Probably speaking of lupus. The only reason that somehow makes any sense 🤔

merc@sh.itjust.works on 03 Dec 20:35 next collapse

Olde Modern Count
Abortive, and Stillborn Abortion and Stillbirth 445
Affrighted Fear? Possibly a heart issue? 1
Ague Malaria, or a disease involving fever and shivering 43
Apoplex, and Meagrom Stroke and severe headache, migraine 17
Bit with a mad dog Rabies 1
Bleeding Blood loss 3
Bloody flux, scowring and flux Dysentery and cholera 348
Bruised, Issues, sores and ulcers Bruising, open sores, either as a symptom of something else (hemorrhagic fever) or because they got infected 28
Burnt, and Scalded Same 5
Burst, and Rupture Probably an externally visible rupture 9
Cancer and Wolf Cancer and Lupus 10
Canker Mouth sores, maybe from herpes? Probably not the underlying cause of death 1
Childbed Death following complications from childbirth 171
Chrisomes, and Infants Babies less than 1 month old and Infants 2268
Cold, and Cough Same (but probably a symptom of something worse) 55
Colick, Stone, and Strangury Gallstones, kidney stones, and other intestinal and urinary blockages 56
Consumption Tuberculosis 1797
Convulsion Seizure, possibly caused by epilepsy 241
Cut of the Stone Died during surgery to remove kidney / gallstones 5
Dead in the street, and starved Exposure, hypothermia, starvation 6
Dropsie, and Swelling Edema, fluid retention, possibly caused by heart failure 267
Drowned Same 34
Executed, and prest to death Executed is obvious, “prest to death” is accidental death while being tortured (via pressing) to force a confession 18
Falling sickness Epilepsy, perhaps “petit mal” seizures vs “grand mal” which went under Convulsion 7
Fever Same, interesting that it’s distinct from Ague 1108
Fistula Same, horrific, distinct from childbed – I guess the women lived a bit longer? 13
Flocks, and small Pox Smallpox and other diseases causing pustules 531
French pox Syphilis 12
Gangrene Same 5
Gout Gout, or inflammatory arthritis, not the underlying cause of death, but a clear symptom 4
Grief Modern medicine would be more specific but… 11
Jaundies Jaundice, liver disease 43
Jawfaln Fallen jaw, lockjaw, tetanus 8
Impostume Abcess, a symptom of an infection 74
Kil’d by several accidents Trauma, I assume 46
King’s Evil Scrofula or Mycobacterial cervical lymphadenitis 38
Lethargie Chronic fatigue, a symptom of something else 2
Livergrown Swollen liver, possibly cirrhosis from drinking 87
Lunatique Lunatic, mental illness – curious about the actual cause of death though 5
Made away themselves Suicide 15
Measles Same 80
Murthered Murdered 7
Over-laid and starved at nurse A smothered baby, either accidentally or on purpose, starved from lack of milk 7
Palsie Paralysis, Parkinson’s, similar things 25
Piles Hemorrhoids, not a cause of death, but a source of infections and an obvious symptom 1
Plague same 8
Planet Sudden death thought to be related to something astrological (planet alignment) 13
Pleurisie, and Spleen Pleurisy (chest infection), apparently it can sometimes be caused by damage to the spleen? 36
Purples and spotted Feaver Bruising and spotted fever (tick borne disease), distinct from bruising, listed earlier<
merc@sh.itjust.works on 03 Dec 20:40 next collapse

It’s interesting how there’s a hint of science here, but so much non-science.

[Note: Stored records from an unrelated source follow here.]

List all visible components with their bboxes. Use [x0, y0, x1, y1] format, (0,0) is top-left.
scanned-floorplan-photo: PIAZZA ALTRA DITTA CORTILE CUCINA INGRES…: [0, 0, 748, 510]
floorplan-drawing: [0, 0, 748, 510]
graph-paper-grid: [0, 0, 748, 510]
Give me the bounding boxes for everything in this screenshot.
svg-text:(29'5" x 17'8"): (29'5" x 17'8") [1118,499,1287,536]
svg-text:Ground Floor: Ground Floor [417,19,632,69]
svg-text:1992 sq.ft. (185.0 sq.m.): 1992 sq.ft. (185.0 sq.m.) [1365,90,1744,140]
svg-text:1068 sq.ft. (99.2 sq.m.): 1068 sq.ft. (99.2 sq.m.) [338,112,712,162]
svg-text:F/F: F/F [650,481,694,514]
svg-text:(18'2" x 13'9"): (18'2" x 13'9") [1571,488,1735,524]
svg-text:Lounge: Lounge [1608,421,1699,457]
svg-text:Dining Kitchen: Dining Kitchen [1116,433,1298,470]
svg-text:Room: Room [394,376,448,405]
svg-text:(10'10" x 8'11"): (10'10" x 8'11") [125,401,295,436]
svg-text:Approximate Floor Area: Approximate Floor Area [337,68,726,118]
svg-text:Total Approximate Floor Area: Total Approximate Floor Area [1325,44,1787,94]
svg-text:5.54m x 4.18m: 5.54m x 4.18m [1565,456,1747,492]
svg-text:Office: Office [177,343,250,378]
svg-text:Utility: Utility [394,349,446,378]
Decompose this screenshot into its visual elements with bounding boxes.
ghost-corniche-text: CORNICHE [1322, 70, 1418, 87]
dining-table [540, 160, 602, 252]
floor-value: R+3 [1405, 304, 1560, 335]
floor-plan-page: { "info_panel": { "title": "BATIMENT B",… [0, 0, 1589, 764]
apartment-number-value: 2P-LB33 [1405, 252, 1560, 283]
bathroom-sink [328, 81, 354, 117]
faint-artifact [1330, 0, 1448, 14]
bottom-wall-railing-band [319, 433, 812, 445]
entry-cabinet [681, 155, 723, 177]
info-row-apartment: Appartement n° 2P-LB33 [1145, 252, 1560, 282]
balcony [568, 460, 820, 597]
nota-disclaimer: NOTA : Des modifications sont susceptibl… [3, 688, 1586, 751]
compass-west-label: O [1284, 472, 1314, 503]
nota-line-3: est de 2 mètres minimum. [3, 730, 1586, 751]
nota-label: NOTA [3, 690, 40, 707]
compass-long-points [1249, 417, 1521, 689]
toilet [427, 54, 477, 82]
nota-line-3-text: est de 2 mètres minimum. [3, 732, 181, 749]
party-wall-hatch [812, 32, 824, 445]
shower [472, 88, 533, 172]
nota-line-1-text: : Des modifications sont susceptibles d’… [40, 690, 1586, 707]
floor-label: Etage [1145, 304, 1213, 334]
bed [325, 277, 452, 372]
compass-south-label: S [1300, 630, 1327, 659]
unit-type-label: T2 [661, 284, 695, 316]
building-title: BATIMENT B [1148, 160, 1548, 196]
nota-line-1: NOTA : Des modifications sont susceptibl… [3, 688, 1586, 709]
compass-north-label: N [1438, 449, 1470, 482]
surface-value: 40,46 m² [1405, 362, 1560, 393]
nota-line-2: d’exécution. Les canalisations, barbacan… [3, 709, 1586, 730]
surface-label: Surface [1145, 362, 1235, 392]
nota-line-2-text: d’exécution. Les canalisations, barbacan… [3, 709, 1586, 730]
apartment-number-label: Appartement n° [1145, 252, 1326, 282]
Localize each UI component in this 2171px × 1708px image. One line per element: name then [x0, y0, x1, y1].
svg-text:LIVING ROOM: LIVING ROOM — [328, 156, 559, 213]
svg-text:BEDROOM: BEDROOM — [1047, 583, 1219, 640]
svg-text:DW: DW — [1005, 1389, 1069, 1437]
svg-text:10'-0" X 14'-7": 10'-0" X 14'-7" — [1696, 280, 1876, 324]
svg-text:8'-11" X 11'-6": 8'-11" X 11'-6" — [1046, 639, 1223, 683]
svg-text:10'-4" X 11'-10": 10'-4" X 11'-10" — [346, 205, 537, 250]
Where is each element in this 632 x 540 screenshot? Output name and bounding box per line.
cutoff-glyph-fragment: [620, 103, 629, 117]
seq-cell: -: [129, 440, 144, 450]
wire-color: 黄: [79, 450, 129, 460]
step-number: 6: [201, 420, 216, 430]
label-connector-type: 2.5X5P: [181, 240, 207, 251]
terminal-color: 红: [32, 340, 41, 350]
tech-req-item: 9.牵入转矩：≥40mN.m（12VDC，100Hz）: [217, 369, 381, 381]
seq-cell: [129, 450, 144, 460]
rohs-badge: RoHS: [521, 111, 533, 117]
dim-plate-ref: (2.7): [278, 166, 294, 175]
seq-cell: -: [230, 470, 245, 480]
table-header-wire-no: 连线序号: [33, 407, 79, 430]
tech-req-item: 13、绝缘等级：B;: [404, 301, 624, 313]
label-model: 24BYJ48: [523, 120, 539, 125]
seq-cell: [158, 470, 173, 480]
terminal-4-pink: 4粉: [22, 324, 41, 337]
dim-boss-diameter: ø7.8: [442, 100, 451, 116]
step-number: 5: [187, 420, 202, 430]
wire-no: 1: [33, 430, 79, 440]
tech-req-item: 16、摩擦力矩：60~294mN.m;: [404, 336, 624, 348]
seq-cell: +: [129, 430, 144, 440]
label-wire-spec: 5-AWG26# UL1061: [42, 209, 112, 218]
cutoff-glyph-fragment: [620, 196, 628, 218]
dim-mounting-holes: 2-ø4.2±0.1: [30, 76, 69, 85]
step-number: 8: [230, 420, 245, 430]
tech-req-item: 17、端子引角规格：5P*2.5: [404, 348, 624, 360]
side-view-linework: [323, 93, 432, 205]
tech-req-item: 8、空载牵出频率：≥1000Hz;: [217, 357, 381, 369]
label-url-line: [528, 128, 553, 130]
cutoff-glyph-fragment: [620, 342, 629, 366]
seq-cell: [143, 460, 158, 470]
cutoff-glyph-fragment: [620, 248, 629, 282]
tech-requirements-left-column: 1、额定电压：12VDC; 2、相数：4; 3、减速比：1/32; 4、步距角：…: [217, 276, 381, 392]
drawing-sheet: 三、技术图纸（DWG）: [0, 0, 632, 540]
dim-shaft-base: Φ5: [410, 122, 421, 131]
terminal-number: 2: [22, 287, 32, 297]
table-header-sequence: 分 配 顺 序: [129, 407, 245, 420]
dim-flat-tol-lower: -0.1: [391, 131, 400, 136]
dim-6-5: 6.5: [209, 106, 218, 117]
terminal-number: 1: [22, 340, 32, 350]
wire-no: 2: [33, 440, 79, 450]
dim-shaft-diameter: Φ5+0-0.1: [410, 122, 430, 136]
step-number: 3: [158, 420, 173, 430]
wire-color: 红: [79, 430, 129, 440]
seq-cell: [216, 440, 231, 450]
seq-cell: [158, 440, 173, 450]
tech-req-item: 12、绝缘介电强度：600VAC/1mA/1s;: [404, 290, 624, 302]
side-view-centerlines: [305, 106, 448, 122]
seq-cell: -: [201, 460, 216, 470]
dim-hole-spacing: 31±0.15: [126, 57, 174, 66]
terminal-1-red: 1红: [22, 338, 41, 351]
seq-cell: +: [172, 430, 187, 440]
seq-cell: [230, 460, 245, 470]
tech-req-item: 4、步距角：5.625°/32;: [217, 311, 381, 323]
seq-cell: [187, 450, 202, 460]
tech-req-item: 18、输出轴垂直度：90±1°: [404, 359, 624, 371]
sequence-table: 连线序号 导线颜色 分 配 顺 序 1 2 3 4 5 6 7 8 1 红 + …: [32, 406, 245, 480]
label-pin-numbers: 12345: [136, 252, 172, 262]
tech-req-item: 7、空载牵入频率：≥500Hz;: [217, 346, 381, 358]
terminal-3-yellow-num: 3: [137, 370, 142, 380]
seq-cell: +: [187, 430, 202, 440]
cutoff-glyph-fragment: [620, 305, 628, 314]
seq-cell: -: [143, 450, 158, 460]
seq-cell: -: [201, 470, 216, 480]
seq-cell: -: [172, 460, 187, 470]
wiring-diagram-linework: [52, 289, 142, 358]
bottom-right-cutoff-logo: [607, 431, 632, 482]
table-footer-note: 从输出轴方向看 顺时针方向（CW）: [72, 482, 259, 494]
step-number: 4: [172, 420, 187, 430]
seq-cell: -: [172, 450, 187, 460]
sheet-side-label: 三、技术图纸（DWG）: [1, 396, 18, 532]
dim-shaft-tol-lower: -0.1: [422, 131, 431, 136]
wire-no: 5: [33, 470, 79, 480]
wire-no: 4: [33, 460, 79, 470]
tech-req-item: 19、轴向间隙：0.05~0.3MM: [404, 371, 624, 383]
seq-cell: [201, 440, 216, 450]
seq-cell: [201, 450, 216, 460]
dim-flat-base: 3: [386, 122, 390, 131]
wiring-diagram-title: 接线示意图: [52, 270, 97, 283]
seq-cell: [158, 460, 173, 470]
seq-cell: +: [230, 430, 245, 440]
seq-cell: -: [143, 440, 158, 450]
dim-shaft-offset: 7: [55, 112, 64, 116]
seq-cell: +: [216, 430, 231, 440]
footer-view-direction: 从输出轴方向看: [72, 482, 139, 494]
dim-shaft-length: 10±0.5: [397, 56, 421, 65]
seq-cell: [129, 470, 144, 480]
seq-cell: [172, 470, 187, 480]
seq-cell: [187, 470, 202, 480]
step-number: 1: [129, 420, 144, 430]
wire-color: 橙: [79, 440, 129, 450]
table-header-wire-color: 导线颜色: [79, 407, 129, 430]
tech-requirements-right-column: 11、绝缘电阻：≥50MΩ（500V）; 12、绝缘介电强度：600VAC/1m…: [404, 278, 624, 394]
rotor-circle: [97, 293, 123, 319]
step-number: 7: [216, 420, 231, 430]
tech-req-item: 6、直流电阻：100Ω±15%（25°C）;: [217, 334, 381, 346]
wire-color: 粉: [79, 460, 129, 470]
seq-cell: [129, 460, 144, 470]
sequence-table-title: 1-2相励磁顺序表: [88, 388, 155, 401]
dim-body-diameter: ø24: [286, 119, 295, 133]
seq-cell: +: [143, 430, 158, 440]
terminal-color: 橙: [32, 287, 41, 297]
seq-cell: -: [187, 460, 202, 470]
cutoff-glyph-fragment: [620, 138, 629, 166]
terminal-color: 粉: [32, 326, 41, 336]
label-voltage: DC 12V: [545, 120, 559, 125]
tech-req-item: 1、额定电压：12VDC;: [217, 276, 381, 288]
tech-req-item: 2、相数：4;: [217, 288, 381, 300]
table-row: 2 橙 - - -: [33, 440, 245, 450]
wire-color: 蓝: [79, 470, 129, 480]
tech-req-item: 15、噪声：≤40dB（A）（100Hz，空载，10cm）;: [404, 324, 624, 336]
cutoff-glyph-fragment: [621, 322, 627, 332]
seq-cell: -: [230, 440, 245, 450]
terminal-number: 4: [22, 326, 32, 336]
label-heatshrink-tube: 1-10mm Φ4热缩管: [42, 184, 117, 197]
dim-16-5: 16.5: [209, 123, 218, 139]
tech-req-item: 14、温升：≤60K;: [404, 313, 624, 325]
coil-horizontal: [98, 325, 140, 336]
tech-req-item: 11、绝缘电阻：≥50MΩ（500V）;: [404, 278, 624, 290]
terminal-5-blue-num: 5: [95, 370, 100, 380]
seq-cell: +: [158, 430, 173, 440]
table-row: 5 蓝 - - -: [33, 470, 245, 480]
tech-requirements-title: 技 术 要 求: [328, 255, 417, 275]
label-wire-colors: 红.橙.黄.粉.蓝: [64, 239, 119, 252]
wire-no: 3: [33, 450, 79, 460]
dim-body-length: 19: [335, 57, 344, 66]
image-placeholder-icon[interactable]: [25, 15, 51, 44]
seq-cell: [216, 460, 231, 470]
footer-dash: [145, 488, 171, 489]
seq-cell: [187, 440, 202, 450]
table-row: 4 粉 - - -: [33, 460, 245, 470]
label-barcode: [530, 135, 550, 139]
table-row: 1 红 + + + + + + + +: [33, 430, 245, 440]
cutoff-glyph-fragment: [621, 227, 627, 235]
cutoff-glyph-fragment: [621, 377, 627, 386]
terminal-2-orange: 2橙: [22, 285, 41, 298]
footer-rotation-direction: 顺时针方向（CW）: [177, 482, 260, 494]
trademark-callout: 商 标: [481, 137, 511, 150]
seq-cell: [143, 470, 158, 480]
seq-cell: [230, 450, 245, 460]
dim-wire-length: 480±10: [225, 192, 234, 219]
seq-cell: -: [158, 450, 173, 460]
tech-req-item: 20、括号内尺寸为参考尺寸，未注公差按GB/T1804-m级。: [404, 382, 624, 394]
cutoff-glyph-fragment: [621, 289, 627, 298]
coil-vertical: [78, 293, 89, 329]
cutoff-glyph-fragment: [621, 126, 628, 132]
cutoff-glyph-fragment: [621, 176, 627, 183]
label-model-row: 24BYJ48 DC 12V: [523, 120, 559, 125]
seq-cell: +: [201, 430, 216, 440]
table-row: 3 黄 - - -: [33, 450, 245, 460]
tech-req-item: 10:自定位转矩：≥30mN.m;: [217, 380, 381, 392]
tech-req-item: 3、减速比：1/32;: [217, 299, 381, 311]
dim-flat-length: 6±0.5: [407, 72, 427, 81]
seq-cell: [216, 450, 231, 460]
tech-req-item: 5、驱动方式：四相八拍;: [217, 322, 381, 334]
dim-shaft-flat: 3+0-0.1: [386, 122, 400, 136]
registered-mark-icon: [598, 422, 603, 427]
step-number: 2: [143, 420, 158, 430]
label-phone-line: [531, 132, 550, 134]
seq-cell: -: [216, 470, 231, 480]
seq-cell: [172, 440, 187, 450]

Like, trying to categorize things is a bit scientific. Trying to distinguish between similar but different things is a bit scientific. At the same time, so many of these causes of death are symptoms not causes. And, there are too many cases where they didn’t bother to try to find a cause, like the “Planet” cases or “Suddenly”. Also, almost all of the deaths are in children / infants, but in those cases they don’t try to figure out the cause of death, they just note the age.